Les secrets d’une reddition
L’ancien chef de la CIA, déjà connu par plusieurs ouvrages, était en poste à Berne à la fin de la dernière guerre mondiale. C’est en cette qualité qu’il dirigea, du côté allié, les prises de contact et les premiers pourparlers avec les généraux allemands commandant les forces du Reich en Italie, notamment avec l’un d’entre eux, le général SS Wolf. Comme on le sait, l’affaire aboutit à la capitulation inconditionnelle des armées allemandes et fascistes le 2 mai 1945. Mais on ignore généralement le détail de ce véritable roman d’aventures vécues. Allen Dulles le donne dans son livre avec une abondance de précisions qui ne nuit nullement à la clarté de l’ensemble du récit. Sans doute cet ouvrage est-il l’un des mieux venus de ceux qu’a inspiré la « guerre secrète ».

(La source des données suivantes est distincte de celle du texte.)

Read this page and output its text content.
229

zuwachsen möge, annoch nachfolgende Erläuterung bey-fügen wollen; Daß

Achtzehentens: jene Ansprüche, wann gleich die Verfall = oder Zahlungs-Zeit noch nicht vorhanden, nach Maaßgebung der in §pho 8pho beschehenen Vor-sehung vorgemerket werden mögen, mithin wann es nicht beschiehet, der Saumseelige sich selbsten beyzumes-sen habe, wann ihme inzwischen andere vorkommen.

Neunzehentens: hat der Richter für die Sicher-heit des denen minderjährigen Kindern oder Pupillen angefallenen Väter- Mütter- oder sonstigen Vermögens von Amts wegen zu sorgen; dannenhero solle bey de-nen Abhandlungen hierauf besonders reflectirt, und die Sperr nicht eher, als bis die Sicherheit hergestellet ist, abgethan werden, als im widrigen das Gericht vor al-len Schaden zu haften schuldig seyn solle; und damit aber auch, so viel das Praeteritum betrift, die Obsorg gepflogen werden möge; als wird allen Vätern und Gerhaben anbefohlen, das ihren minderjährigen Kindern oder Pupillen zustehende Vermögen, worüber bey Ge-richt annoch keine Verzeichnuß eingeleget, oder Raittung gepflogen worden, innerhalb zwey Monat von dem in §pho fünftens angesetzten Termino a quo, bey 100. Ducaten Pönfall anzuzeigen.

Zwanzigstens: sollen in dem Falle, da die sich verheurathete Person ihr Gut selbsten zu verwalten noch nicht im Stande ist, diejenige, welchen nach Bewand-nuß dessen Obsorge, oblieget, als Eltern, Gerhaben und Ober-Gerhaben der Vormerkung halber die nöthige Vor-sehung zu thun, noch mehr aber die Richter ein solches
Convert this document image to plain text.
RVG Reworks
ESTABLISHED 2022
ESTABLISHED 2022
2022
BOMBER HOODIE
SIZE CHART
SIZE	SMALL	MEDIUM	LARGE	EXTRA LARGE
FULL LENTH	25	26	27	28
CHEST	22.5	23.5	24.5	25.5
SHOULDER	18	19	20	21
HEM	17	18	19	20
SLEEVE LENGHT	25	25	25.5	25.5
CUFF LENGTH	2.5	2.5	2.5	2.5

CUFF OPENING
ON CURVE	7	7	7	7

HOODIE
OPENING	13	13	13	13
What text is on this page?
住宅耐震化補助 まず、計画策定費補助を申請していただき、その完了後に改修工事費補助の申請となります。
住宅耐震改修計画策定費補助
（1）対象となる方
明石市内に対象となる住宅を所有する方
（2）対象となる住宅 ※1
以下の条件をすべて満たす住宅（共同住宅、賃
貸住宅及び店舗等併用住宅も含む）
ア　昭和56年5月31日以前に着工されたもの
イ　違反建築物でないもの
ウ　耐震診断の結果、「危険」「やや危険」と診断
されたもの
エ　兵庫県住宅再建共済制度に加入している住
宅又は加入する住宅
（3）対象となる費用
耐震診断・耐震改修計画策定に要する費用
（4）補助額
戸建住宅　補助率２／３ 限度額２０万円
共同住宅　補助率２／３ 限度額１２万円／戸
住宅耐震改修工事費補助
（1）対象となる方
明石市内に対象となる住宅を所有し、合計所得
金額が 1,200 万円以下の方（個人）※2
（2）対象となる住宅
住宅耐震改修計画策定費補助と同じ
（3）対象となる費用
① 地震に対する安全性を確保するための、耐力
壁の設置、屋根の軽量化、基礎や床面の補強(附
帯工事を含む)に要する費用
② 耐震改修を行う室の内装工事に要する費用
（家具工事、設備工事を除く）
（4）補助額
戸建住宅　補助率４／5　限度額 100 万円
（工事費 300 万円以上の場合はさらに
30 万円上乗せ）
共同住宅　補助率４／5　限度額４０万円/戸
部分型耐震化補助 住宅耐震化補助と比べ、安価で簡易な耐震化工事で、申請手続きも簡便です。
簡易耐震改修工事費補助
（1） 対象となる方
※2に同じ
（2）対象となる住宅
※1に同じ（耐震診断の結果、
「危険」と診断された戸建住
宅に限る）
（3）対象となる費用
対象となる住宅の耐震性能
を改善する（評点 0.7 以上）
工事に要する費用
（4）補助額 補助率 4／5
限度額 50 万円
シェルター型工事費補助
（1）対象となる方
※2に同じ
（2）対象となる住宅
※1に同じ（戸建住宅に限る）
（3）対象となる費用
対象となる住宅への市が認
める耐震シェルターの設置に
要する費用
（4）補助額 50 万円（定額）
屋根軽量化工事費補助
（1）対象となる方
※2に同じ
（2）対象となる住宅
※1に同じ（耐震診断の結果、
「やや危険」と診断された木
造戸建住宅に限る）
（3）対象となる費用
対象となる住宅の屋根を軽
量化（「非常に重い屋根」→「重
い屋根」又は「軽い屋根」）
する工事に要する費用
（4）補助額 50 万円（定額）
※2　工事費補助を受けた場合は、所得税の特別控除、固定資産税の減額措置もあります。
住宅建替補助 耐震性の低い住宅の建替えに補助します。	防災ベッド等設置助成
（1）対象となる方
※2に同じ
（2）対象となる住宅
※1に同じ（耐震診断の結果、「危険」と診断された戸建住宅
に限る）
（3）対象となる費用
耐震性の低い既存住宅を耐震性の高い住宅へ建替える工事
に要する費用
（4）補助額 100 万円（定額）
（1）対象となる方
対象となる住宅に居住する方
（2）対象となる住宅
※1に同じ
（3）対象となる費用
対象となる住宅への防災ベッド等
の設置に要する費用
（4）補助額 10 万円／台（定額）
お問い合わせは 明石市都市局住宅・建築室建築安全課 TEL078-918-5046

Les amateurs de sensations et de suspenses le liront avec intérêt. Mais les autres lecteurs aussi. Car derrière les faits, se joue un véritable drame dans lequel se mêlent les intérêts personnels légitimes ou mesquins, et les problèmes les plus ardus et les plus pénibles qui puissent se poser à un chef au combat. Les généraux allemands savaient la guerre militairement perdue sans espoir ; ils désiraient éviter l’accumulation des morts et des ruines inutiles ; ils n’ignoraient pas d’autre part les tentatives que leurs supérieurs, dans l’entourage même de Hitler, faisaient de leur côté pour entrer en contact avec les Occidentaux, afin d’empêcher les Soviétiques de s’avancer profondément dans les pays de l’Europe centrale, mais aussi pour sauver leur situation personnelle. Ils recevaient d’eux l’ordre de se battre, de résister à outrance ; le serment à Hitler les obligeait encore à un loyalisme auquel ils ne croyaient plus. C’est ce drame humain, avec ses petitesses, mais aussi ses grandeurs, qu’évoque le livre de l’auteur ; au-delà de la technicité difficile d’une vaste opération de renseignements, il faut voir les hommes en proie à leurs passions et à leur désespoir.